Taiwan admonishes Beijing after China's Xi pledges reunification
Taipei, July 1 (CNA) Taiwan's top government agency handling relations with China on Thursday admonished the Chinese Communist Party (CCP) after its leader Xi Jinping (習近平) pledged to reunify with Taiwan, during an event to celebrate the centenary of the CCP.
In a statement, Taiwan's Mainland Affairs Council (MAC) acknowledged the CCP's achievement in advancing China's economy, but criticized it for breaching democracy and human rights with its one-party system.
The MAC accused the CCP of tightening its dictatorship in the name of national rejuvenation internally, and attempting to alter the international order with its hegemonic ambitions externally.
"We urge the other side of the strait to learn from history and push for democratic reforms," the MAC said, calling on the CCP to stop expansionist behavior and to act as a responsible party in promoting regional peace.

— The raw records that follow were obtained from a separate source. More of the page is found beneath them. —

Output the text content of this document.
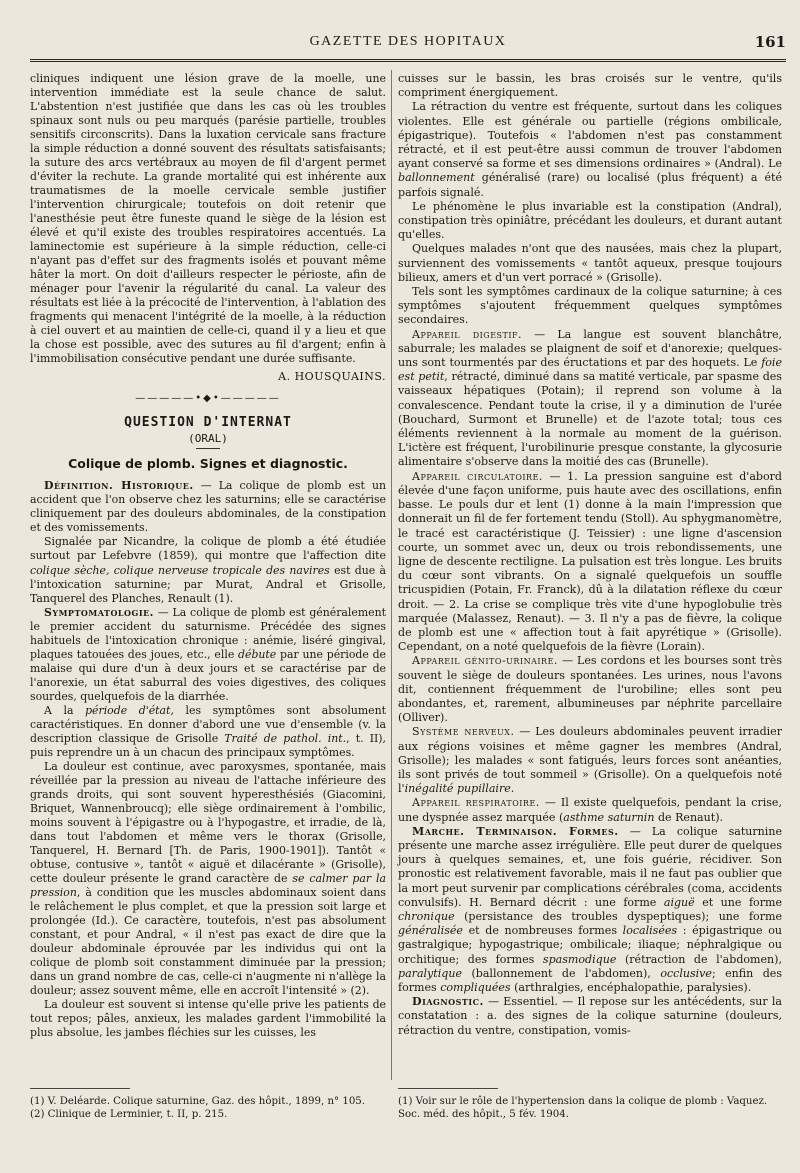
GAZETTE DES HOPITAUX	161

cliniques indiquent une lésion grave de la moelle, une intervention immédiate est la seule chance de salut. L'abstention n'est justifiée que dans les cas où les troubles spinaux sont nuls ou peu marqués (parésie partielle, troubles sensitifs circonscrits). Dans la luxation cervicale sans fracture la simple réduction a donné souvent des résultats satisfaisants; la suture des arcs vertébraux au moyen de fil d'argent permet d'éviter la rechute. La grande mortalité qui est inhérente aux traumatismes de la moelle cervicale semble justifier l'intervention chirurgicale; toutefois on doit retenir que l'anesthésie peut être funeste quand le siège de la lésion est élevé et qu'il existe des troubles respiratoires accentués. La laminectomie est supérieure à la simple réduction, celle-ci n'ayant pas d'effet sur des fragments isolés et pouvant même hâter la mort. On doit d'ailleurs respecter le périoste, afin de ménager pour l'avenir la régularité du canal. La valeur des résultats est liée à la précocité de l'intervention, à l'ablation des fragments qui menacent l'intégrité de la moelle, à la réduction à ciel ouvert et au maintien de celle-ci, quand il y a lieu et que la chose est possible, avec des sutures au fil d'argent; enfin à l'immobilisation consécutive pendant une durée suffisante.

A. HOUSQUAINS.
—————•◆•—————
QUESTION D'INTERNAT
(ORAL)
Colique de plomb. Signes et diagnostic.

Définition. Historique. — La colique de plomb est un accident que l'on observe chez les saturnins; elle se caractérise cliniquement par des douleurs abdominales, de la constipation et des vomissements.

Signalée par Nicandre, la colique de plomb a été étudiée surtout par Lefebvre (1859), qui montre que l'affection dite colique sèche, colique nerveuse tropicale des navires est due à l'intoxication saturnine; par Murat, Andral et Grisolle, Tanquerel des Planches, Renault (1).

Symptomatologie. — La colique de plomb est généralement le premier accident du saturnisme. Précédée des signes habituels de l'intoxication chronique : anémie, liséré gingival, plaques tatouées des joues, etc., elle débute par une période de malaise qui dure d'un à deux jours et se caractérise par de l'anorexie, un état saburral des voies digestives, des coliques sourdes, quelquefois de la diarrhée.

A la période d'état, les symptômes sont absolument caractéristiques. En donner d'abord une vue d'ensemble (v. la description classique de Grisolle Traité de pathol. int., t. II), puis reprendre un à un chacun des principaux symptômes.

La douleur est continue, avec paroxysmes, spontanée, mais réveillée par la pression au niveau de l'attache inférieure des grands droits, qui sont souvent hyperesthésiés (Giacomini, Briquet, Wannenbroucq); elle siège ordinairement à l'ombilic, moins souvent à l'épigastre ou à l'hypogastre, et irradie, de là, dans tout l'abdomen et même vers le thorax (Grisolle, Tanquerel, H. Bernard [Th. de Paris, 1900-1901]). Tantôt « obtuse, contusive », tantôt « aiguë et dilacérante » (Grisolle), cette douleur présente le grand caractère de se calmer par la pression, à condition que les muscles abdominaux soient dans le relâchement le plus complet, et que la pression soit large et prolongée (Id.). Ce caractère, toutefois, n'est pas absolument constant, et pour Andral, « il n'est pas exact de dire que la douleur abdominale éprouvée par les individus qui ont la colique de plomb soit constamment diminuée par la pression; dans un grand nombre de cas, celle-ci n'augmente ni n'allège la douleur; assez souvent même, elle en accroît l'intensité » (2).

La douleur est souvent si intense qu'elle prive les patients de tout repos; pâles, anxieux, les malades gardent l'immobilité la plus absolue, les jambes fléchies sur les cuisses, les

cuisses sur le bassin, les bras croisés sur le ventre, qu'ils compriment énergiquement.

La rétraction du ventre est fréquente, surtout dans les coliques violentes. Elle est générale ou partielle (régions ombilicale, épigastrique). Toutefois « l'abdomen n'est pas constamment rétracté, et il est peut-être aussi commun de trouver l'abdomen ayant conservé sa forme et ses dimensions ordinaires » (Andral). Le ballonnement généralisé (rare) ou localisé (plus fréquent) a été parfois signalé.

Le phénomène le plus invariable est la constipation (Andral), constipation très opiniâtre, précédant les douleurs, et durant autant qu'elles.

Quelques malades n'ont que des nausées, mais chez la plupart, surviennent des vomissements « tantôt aqueux, presque toujours bilieux, amers et d'un vert porracé » (Grisolle).

Tels sont les symptômes cardinaux de la colique saturnine; à ces symptômes s'ajoutent fréquemment quelques symptômes secondaires.

Appareil digestif. — La langue est souvent blanchâtre, saburrale; les malades se plaignent de soif et d'anorexie; quelques-uns sont tourmentés par des éructations et par des hoquets. Le foie est petit, rétracté, diminué dans sa matité verticale, par spasme des vaisseaux hépatiques (Potain); il reprend son volume à la convalescence. Pendant toute la crise, il y a diminution de l'urée (Bouchard, Surmont et Brunelle) et de l'azote total; tous ces éléments reviennent à la normale au moment de la guérison. L'ictère est fréquent, l'urobilinurie presque constante, la glycosurie alimentaire s'observe dans la moitié des cas (Brunelle).

Appareil circulatoire. — 1. La pression sanguine est d'abord élevée d'une façon uniforme, puis haute avec des oscillations, enfin basse. Le pouls dur et lent (1) donne à la main l'impression que donnerait un fil de fer fortement tendu (Stoll). Au sphygmanomètre, le tracé est caractéristique (J. Teissier) : une ligne d'ascension courte, un sommet avec un, deux ou trois rebondissements, une ligne de descente rectiligne. La pulsation est très longue. Les bruits du cœur sont vibrants. On a signalé quelquefois un souffle tricuspidien (Potain, Fr. Franck), dû à la dilatation réflexe du cœur droit. — 2. La crise se complique très vite d'une hypoglobulie très marquée (Malassez, Renaut). — 3. Il n'y a pas de fièvre, la colique de plomb est une « affection tout à fait apyrétique » (Grisolle). Cependant, on a noté quelquefois de la fièvre (Lorain).

Appareil génito-urinaire. — Les cordons et les bourses sont très souvent le siège de douleurs spontanées. Les urines, nous l'avons dit, contiennent fréquemment de l'urobiline; elles sont peu abondantes, et, rarement, albumineuses par néphrite parcellaire (Olliver).

Système nerveux. — Les douleurs abdominales peuvent irradier aux régions voisines et même gagner les membres (Andral, Grisolle); les malades « sont fatigués, leurs forces sont anéanties, ils sont privés de tout sommeil » (Grisolle). On a quelquefois noté l'inégalité pupillaire.

Appareil respiratoire. — Il existe quelquefois, pendant la crise, une dyspnée assez marquée (asthme saturnin de Renaut).

Marche. Terminaison. Formes. — La colique saturnine présente une marche assez irrégulière. Elle peut durer de quelques jours à quelques semaines, et, une fois guérie, récidiver. Son pronostic est relativement favorable, mais il ne faut pas oublier que la mort peut survenir par complications cérébrales (coma, accidents convulsifs). H. Bernard décrit : une forme aiguë et une forme chronique (persistance des troubles dyspeptiques); une forme généralisée et de nombreuses formes localisées : épigastrique ou gastralgique; hypogastrique; ombilicale; iliaque; néphralgique ou orchitique; des formes spasmodique (rétraction de l'abdomen), paralytique (ballonnement de l'abdomen), occlusive; enfin des formes compliquées (arthralgies, encéphalopathie, paralysies).

Diagnostic. — Essentiel. — Il repose sur les antécédents, sur la constatation : a. des signes de la colique saturnine (douleurs, rétraction du ventre, constipation, vomis-

(1) V. Deléarde. Colique saturnine, Gaz. des hôpit., 1899, n° 105.
(2) Clinique de Lerminier, t. II, p. 215.
(1) Voir sur le rôle de l'hypertension dans la colique de plomb : Vaquez. Soc. méd. des hôpit., 5 fév. 1904.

In terms of cross-strait issues, the MAC said Taiwan's democratic values differs from those of the CCP, stressing that mutual respect and understanding are needed for a better cross-strait relationship.

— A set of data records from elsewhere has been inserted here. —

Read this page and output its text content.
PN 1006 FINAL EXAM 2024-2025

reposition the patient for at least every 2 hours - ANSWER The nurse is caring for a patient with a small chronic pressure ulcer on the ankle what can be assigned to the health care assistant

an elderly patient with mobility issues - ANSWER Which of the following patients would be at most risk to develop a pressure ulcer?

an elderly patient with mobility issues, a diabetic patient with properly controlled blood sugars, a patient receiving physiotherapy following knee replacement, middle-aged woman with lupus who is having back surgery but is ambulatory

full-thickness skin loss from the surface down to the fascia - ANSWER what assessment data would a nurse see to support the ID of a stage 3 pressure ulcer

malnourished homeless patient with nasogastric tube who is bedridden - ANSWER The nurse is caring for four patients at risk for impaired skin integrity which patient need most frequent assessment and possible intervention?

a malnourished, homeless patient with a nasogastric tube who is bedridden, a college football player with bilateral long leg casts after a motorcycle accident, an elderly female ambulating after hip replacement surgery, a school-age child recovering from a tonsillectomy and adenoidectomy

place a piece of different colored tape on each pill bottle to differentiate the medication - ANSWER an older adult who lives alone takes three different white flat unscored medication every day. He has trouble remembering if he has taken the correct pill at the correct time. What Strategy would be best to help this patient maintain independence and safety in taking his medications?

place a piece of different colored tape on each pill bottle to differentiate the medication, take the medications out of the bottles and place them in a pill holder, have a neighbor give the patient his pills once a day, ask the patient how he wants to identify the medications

The MAC urged Beijing to stop military coercion and political oppression against Taiwan, stressing Taiwan's resolve to defend its sovereignty.
The statement was issued in response to remarks by Chinese President and CCP General Secretary Xi, during celebrations to to commemorate the centenary of the CCP in Beijing that "resolving the Taiwan issue and realizing China's peaceful reunification is a historic mission and an unshakable commitment of the CCP."
Beijing sees Taiwan as a breakaway province after the Chiang Kai-shek (蔣介石) government relocated to the island in 1949 after losing the Chinese civil war.
Meanwhile, the Human Rights Network for Tibet and Taiwan (HRNTT), a coalition of civil groups supporting human rights in Tibet, said in a statement that as the CCP marks its centenary, it should not be forgotten that the Tibetan people have been fighting CCP oppression for the past seven decades.
The HRNTT said Tibet was once a sovereign state with a unique religious, culture and political heritage, but that situation changed after Chinese forces "invaded" Tibet in 1949.
The Tibetan people lost their freedom in 1951 after the 14th Dalai Lama was forced to sign the Seventeen Point Agreement with the Chinese government, the HRNTT added.
It also lamented that the CCP has hung a huge tarpaulin decorated with messages celebrating the CCP's centenary outside the Potala Palace since June 29 and forbidden the Tibetan people from taking ritual walks around the place.
"Such actions have blasphemed the religious center of the Tibetan people. The CCP has made us sad and angry," HRNTT President Tashi Tsering told CNA during a rally held in Taipei earlier in the day.